Sergeant Griffin was well read (especially in philosophy), and he was an accomplished writer. The article has a number of searing accounts of his tours of duty in Iraq -- too much to quote in a blog post (and mine are usually long) -- but the following passage is especially moving, and indicative of warrior Griffin's humanity. Griffin's platoon was conducting door-to-door search raids for the enemy, when they entered the home of a family that shared the last name of some of the insurgents of interest:

I noticed the mother attempting to breast feed her little baby and yet the baby continued to cry. [The interpreter] who is a certified and well educated doctor of internal medicine educated in Iraq, told me that the mother, because she was very frightened by our presence, was not able to breast feed her baby because the glands in the breast close up due to sympathetic responses to fear and stressful situations. I then tried to reassure the mother by allowing her to leave the room and attain some privacy so that she could relax and feed her child. I felt something that had been brooding under the attained callousness of my heart for some time.
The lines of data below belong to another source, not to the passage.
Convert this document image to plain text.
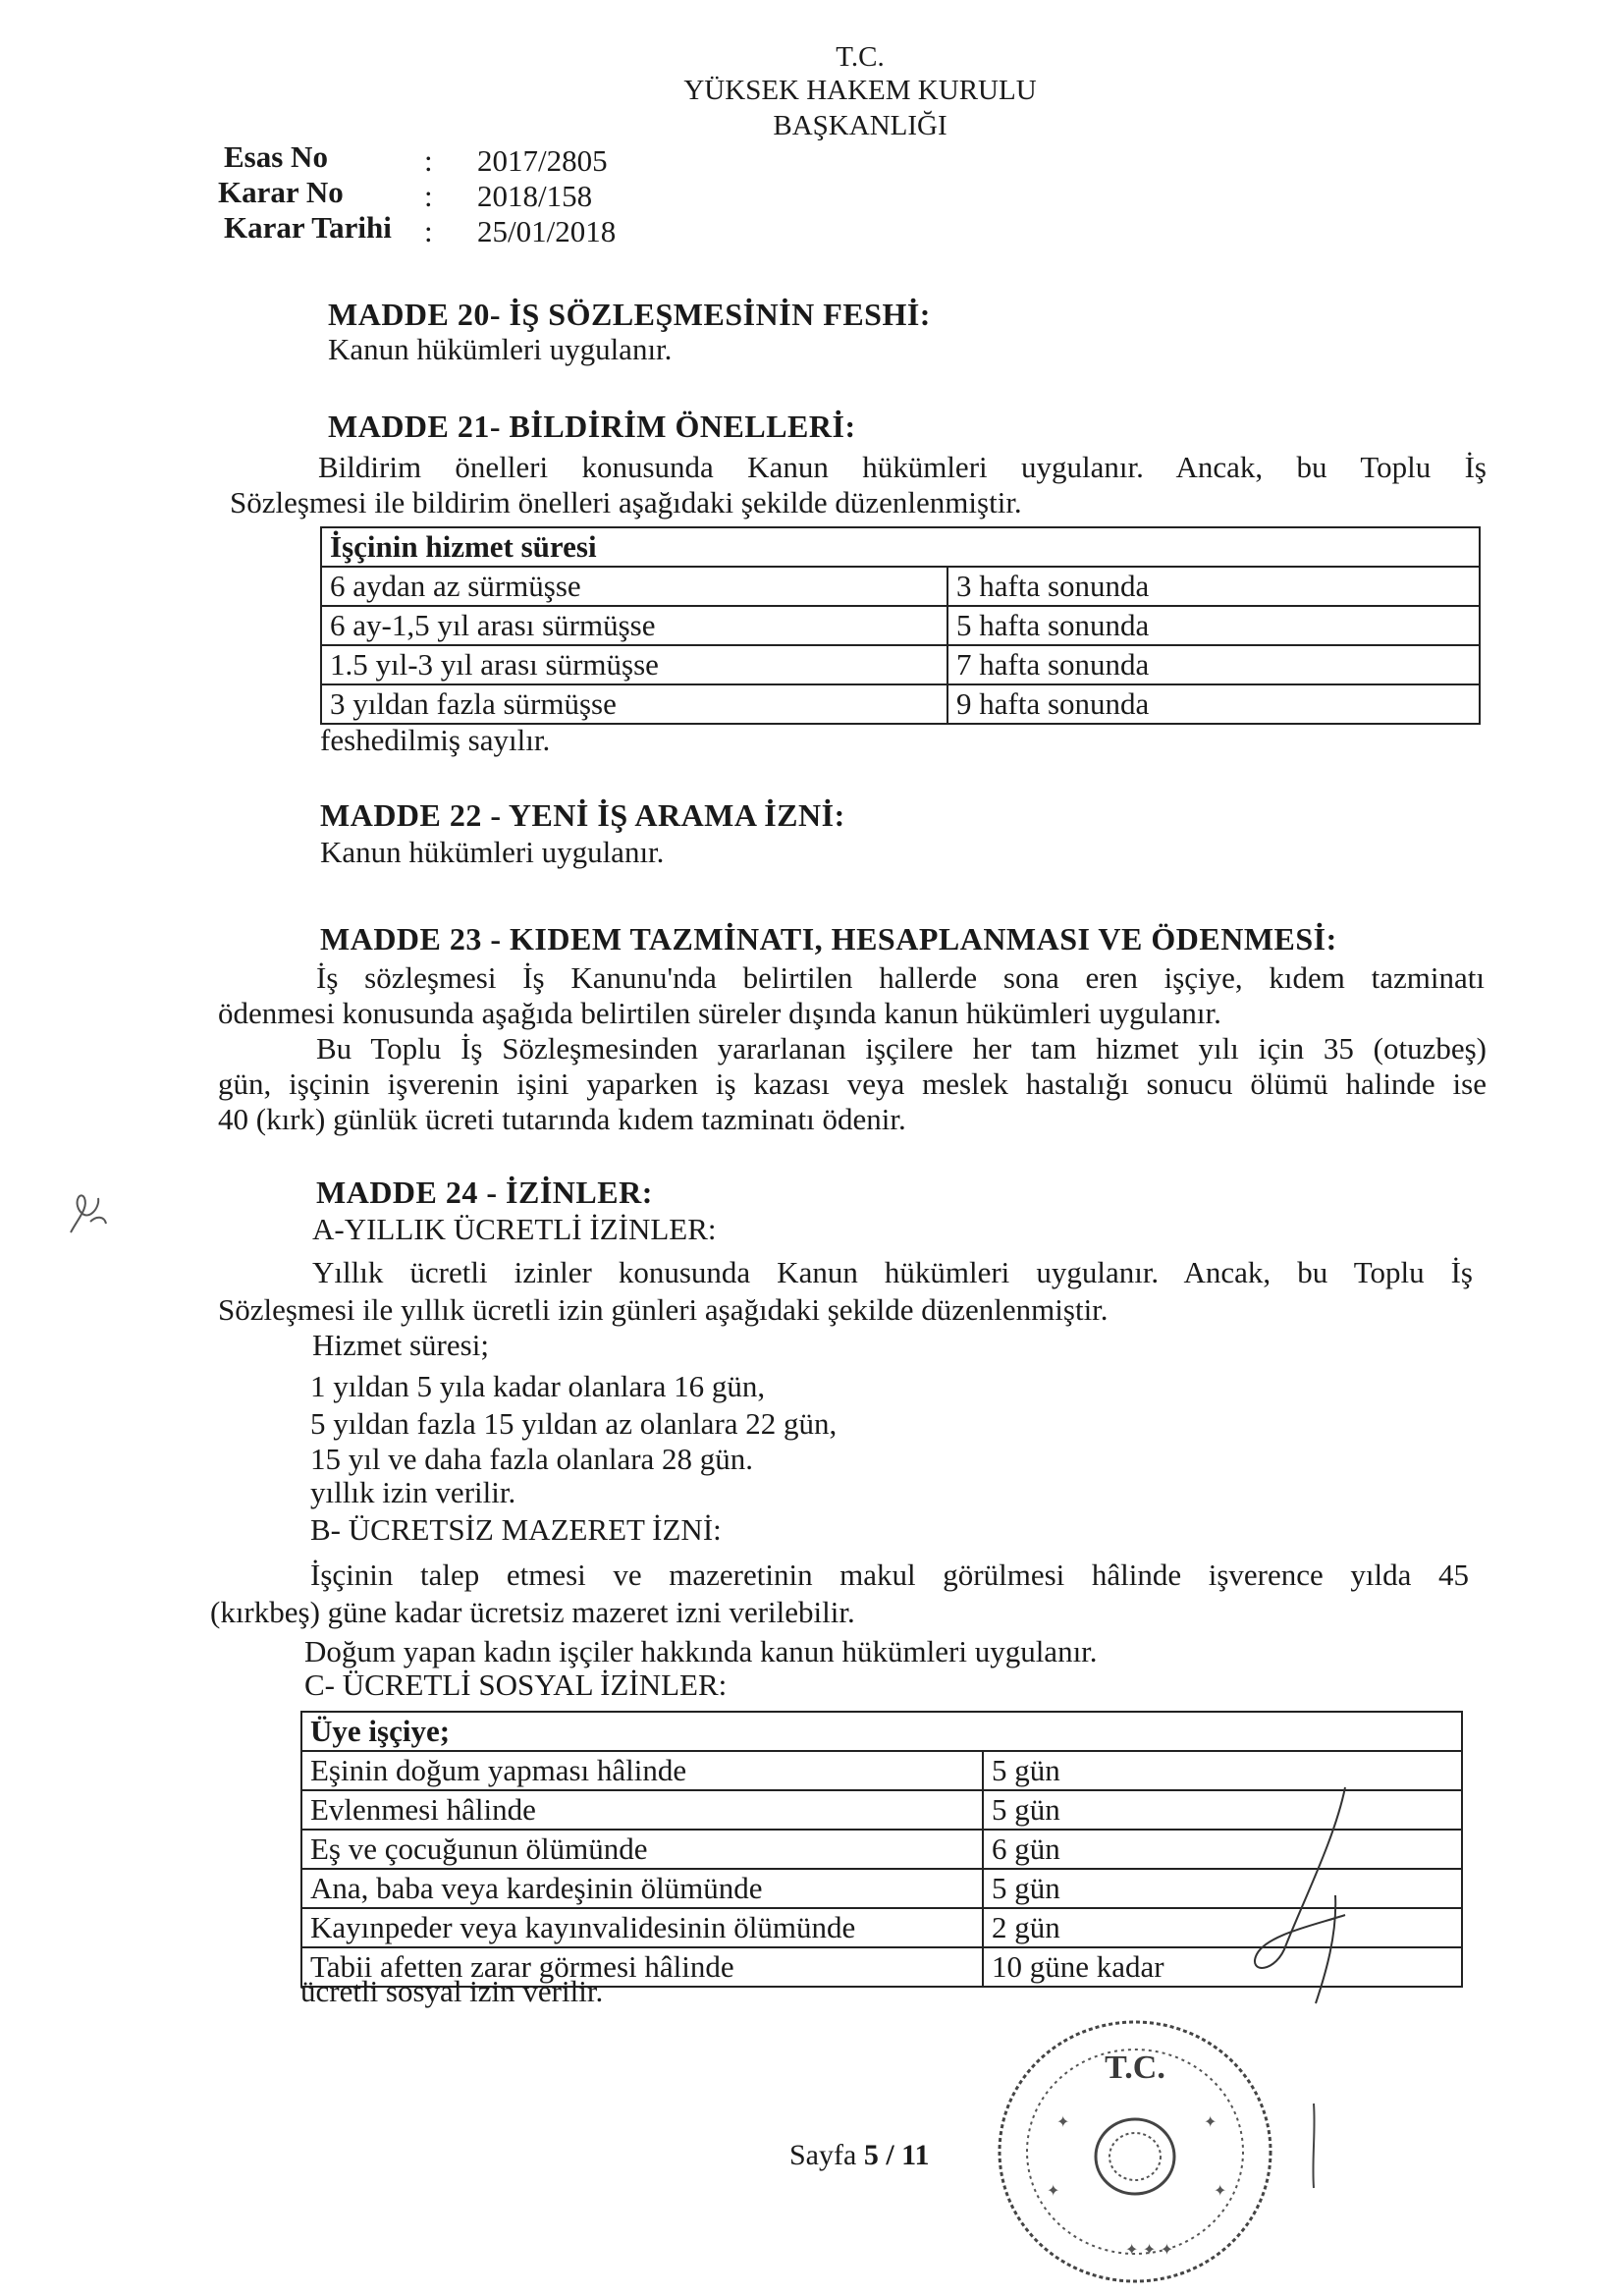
T.C.
YÜKSEK HAKEM KURULU
BAŞKANLIĞI
Esas No	: 2017/2805
Karar No	: 2018/158
Karar Tarihi : 25/01/2018
MADDE 20- İŞ SÖZLEŞMESİNİN FESHİ:
Kanun hükümleri uygulanır.
MADDE 21- BİLDİRİM ÖNELLERİ:
Bildirim önelleri konusunda Kanun hükümleri uygulanır. Ancak, bu Toplu İş
Sözleşmesi ile bildirim önelleri aşağıdaki şekilde düzenlenmiştir.
İşçinin hizmet süresi	
6 aydan az sürmüşse	3 hafta sonunda
6 ay-1,5 yıl arası sürmüşse	5 hafta sonunda
1.5 yıl-3 yıl arası sürmüşse	7 hafta sonunda
3 yıldan fazla sürmüşse	9 hafta sonunda
feshedilmiş sayılır.
MADDE 22 - YENİ İŞ ARAMA İZNİ:
Kanun hükümleri uygulanır.
MADDE 23 - KIDEM TAZMİNATI, HESAPLANMASI VE ÖDENMESİ:
İş sözleşmesi İş Kanunu'nda belirtilen hallerde sona eren işçiye, kıdem tazminatı
ödenmesi konusunda aşağıda belirtilen süreler dışında kanun hükümleri uygulanır.
Bu Toplu İş Sözleşmesinden yararlanan işçilere her tam hizmet yılı için 35 (otuzbeş)
gün, işçinin işverenin işini yaparken iş kazası veya meslek hastalığı sonucu ölümü halinde ise
40 (kırk) günlük ücreti tutarında kıdem tazminatı ödenir.
MADDE 24 - İZİNLER:
A-YILLIK ÜCRETLİ İZİNLER:
Yıllık ücretli izinler konusunda Kanun hükümleri uygulanır. Ancak, bu Toplu İş
Sözleşmesi ile yıllık ücretli izin günleri aşağıdaki şekilde düzenlenmiştir.
Hizmet süresi;
1 yıldan 5 yıla kadar olanlara 16 gün,
5 yıldan fazla 15 yıldan az olanlara 22 gün,
15 yıl ve daha fazla olanlara 28 gün.
yıllık izin verilir.
B- ÜCRETSİZ MAZERET İZNİ:
İşçinin talep etmesi ve mazeretinin makul görülmesi hâlinde işverence yılda 45
(kırkbeş) güne kadar ücretsiz mazeret izni verilebilir.
Doğum yapan kadın işçiler hakkında kanun hükümleri uygulanır.
C- ÜCRETLİ SOSYAL İZİNLER:
Üye işçiye;	
Eşinin doğum yapması hâlinde	5 gün
Evlenmesi hâlinde	5 gün
Eş ve çocuğunun ölümünde	6 gün
Ana, baba veya kardeşinin ölümünde	5 gün
Kayınpeder veya kayınvalidesinin ölümünde	2 gün
Tabii afetten zarar görmesi hâlinde	10 güne kadar
ücretli sosyal izin verilir.
T.C.
✦	✦
✦	✦
✦ ✦ ✦
Sayfa 5 / 11
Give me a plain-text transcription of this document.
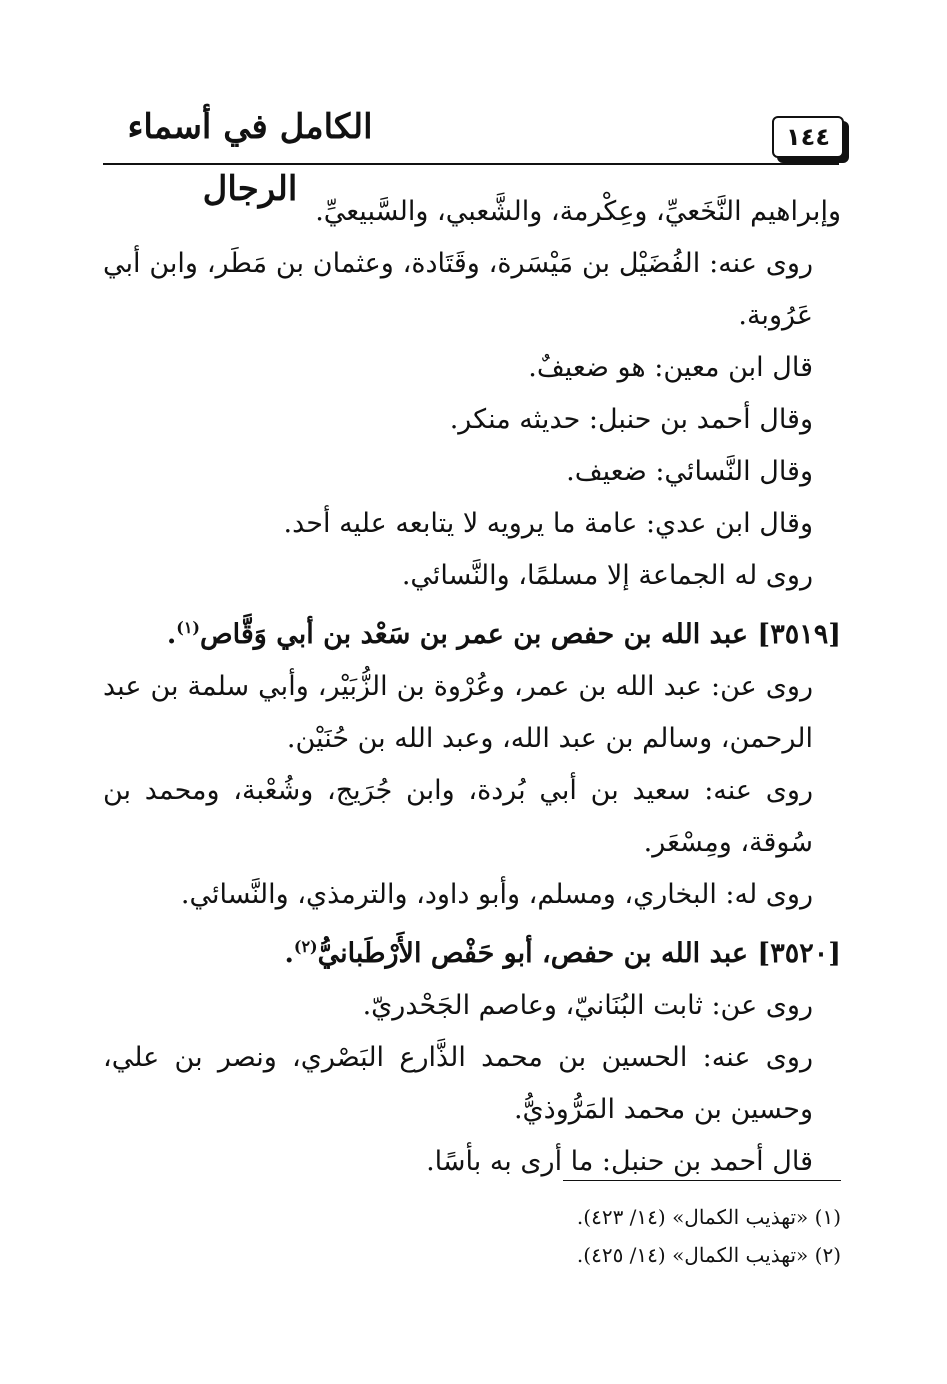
الكامل في أسماء الرجال
١٤٤

وإبراهيم النَّخَعيِّ، وعِكْرمة، والشَّعبي، والسَّبيعيِّ.

روى عنه: الفُضَيْل بن مَيْسَرة، وقَتَادة، وعثمان بن مَطَر، وابن أبي عَرُوبة.

قال ابن معين: هو ضعيفٌ.

وقال أحمد بن حنبل: حديثه منكر.

وقال النَّسائي: ضعيف.

وقال ابن عدي: عامة ما يرويه لا يتابعه عليه أحد.

روى له الجماعة إلا مسلمًا، والنَّسائي.

[٣٥١٩] عبد الله بن حفص بن عمر بن سَعْد بن أبي وَقَّاص$^{(١)}$.

روى عن: عبد الله بن عمر، وعُرْوة بن الزُّبَيْر، وأبي سلمة بن عبد الرحمن، وسالم بن عبد الله، وعبد الله بن حُنَيْن.

روى عنه: سعيد بن أبي بُردة، وابن جُرَيج، وشُعْبة، ومحمد بن سُوقة، ومِسْعَر.

روى له: البخاري، ومسلم، وأبو داود، والترمذي، والنَّسائي.

[٣٥٢٠] عبد الله بن حفص، أبو حَفْص الأَرْطَبانيُّ$^{(٢)}$.

روى عن: ثابت البُنَانيّ، وعاصم الجَحْدريّ.

روى عنه: الحسين بن محمد الذَّارع البَصْري، ونصر بن علي، وحسين بن محمد المَرُّوذيُّ.

قال أحمد بن حنبل: ما أرى به بأسًا.

(١) «تهذيب الكمال» (١٤/ ٤٢٣).

(٢) «تهذيب الكمال» (١٤/ ٤٢٥).
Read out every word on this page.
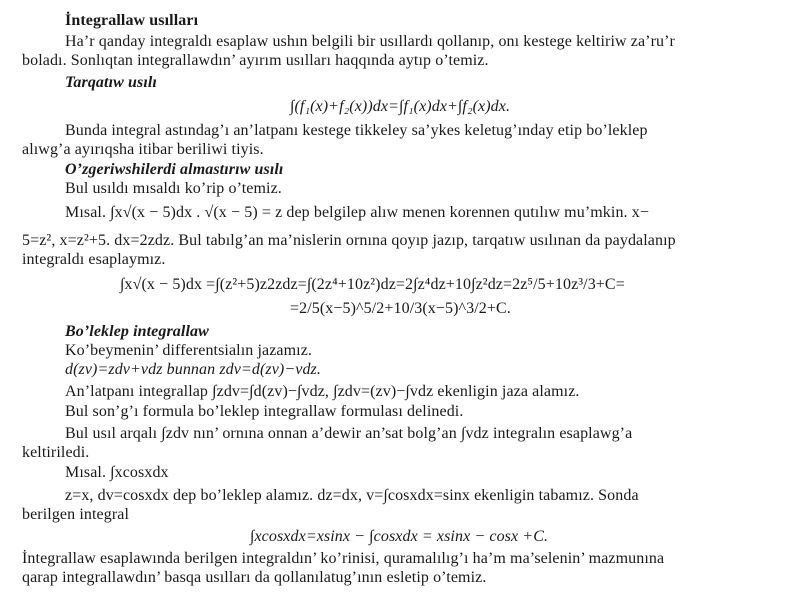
İntegrallaw usılları
Ha’r qanday integraldı esaplaw ushın belgili bir usıllardı qollanıp, onı kestege keltiriw za’ru’r
boladı. Sonlıqtan integrallawdın’ ayırım usılları haqqında aytıp o’temiz.
Tarqatıw usılı
∫(f₁(x)+f₂(x))dx=∫f₁(x)dx+∫f₂(x)dx.
Bunda integral astındag’ı an’latpanı kestege tikkeley sa’ykes keletug’ınday etip bo’leklep
alıwg’a ayırıqsha itibar beriliwi tiyis.
O’zgeriwshilerdi almastırıw usılı
Bul usıldı mısaldı ko’rip o’temiz.
Mısal. ∫x√(x − 5)dx . √(x − 5) = z dep belgilep alıw menen korennen qutılıw mu’mkin. x−
5=z², x=z²+5. dx=2zdz. Bul tabılg’an ma’nislerin ornına qoyıp jazıp, tarqatıw usılınan da paydalanıp
integraldı esaplaymız.
∫x√(x − 5)dx =∫(z²+5)z2zdz=∫(2z⁴+10z²)dz=2∫z⁴dz+10∫z²dz=2z⁵/5+10z³/3+C=
=2/5(x−5)^5/2+10/3(x−5)^3/2+C.
Bo’leklep integrallaw
Ko’beymenin’ differentsialın jazamız.
d(zv)=zdv+vdz bunnan zdv=d(zv)−vdz.
An’latpanı integrallap ∫zdv=∫d(zv)−∫vdz, ∫zdv=(zv)−∫vdz ekenligin jaza alamız.
Bul son’g’ı formula bo’leklep integrallaw formulası delinedi.
Bul usıl arqalı ∫zdv nın’ ornına onnan a’dewir an’sat bolg’an ∫vdz integralın esaplawg’a
keltiriledi.
Mısal. ∫xcosxdx
z=x, dv=cosxdx dep bo’leklep alamız. dz=dx, v=∫cosxdx=sinx ekenligin tabamız. Sonda
berilgen integral
∫xcosxdx=xsinx − ∫cosxdx = xsinx − cosx +C.
İntegrallaw esaplawında berilgen integraldın’ ko’rinisi, quramalılıg’ı ha’m ma’selenin’ mazmunına
qarap integrallawdın’ basqa usılları da qollanılatug’ının esletip o’temiz.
My heart finally broke for the Iraqi people. I wanted to just sit down and cry while saying I'm so, so sorry for what we had done. I had the acute sense that we had failed these people. It was at this time, and after an entire year of being deployed and well into the next deployment that I realized something. We burst into homes, frighten the hell out of families, and destroy their homes looking for an elusive enemy. We do this out of fear of the unseen and attempt to compensate for our inability to capture insurgents by swatting mosquitoes with a sledge-hammer in glass houses.
Read the whole story. Earlier e-mails Griffin sent home recount tales of heroism, as when he rescued his fellow troops -- beseiged by enemy fire -- during one of the skirmishes in the Battle for Tal Afar in 2005. He received "a Bronze Star with V for valor for saving the lives of three American and two Iraqi soldiers after an ied attack." Griffin had many doubts while in-theater, but he ultimately returned to his faith in God as the source of the good of his mission. After his death by sniper fire, March 21st of this year, his body was returned home to California, where he lies at rest at the National Cemetery in Los Angeles.

Griffin's wife, Diana, didn't say much at his funeral, though she did honor him by noting:

"Today, Darrell has come home on his shield."
I can't put into words my feelings for this man and his family. His record of service and sacrifice is a prideful thing, and untold soldiers' stories like Griffin's are undoubtedly abundant. The Los Angeles Times usually publishes the combat obituaries every weekend, and I try to read as many as I can. Some of the troopers' heroics are more famous than others -- like the life and death of U.S. Army 2nd Lieutenant Mark Daily, who was killed in Iraq in January 2007 -- but all of these men and women have demonstrated the utmost distinction in the service of their country.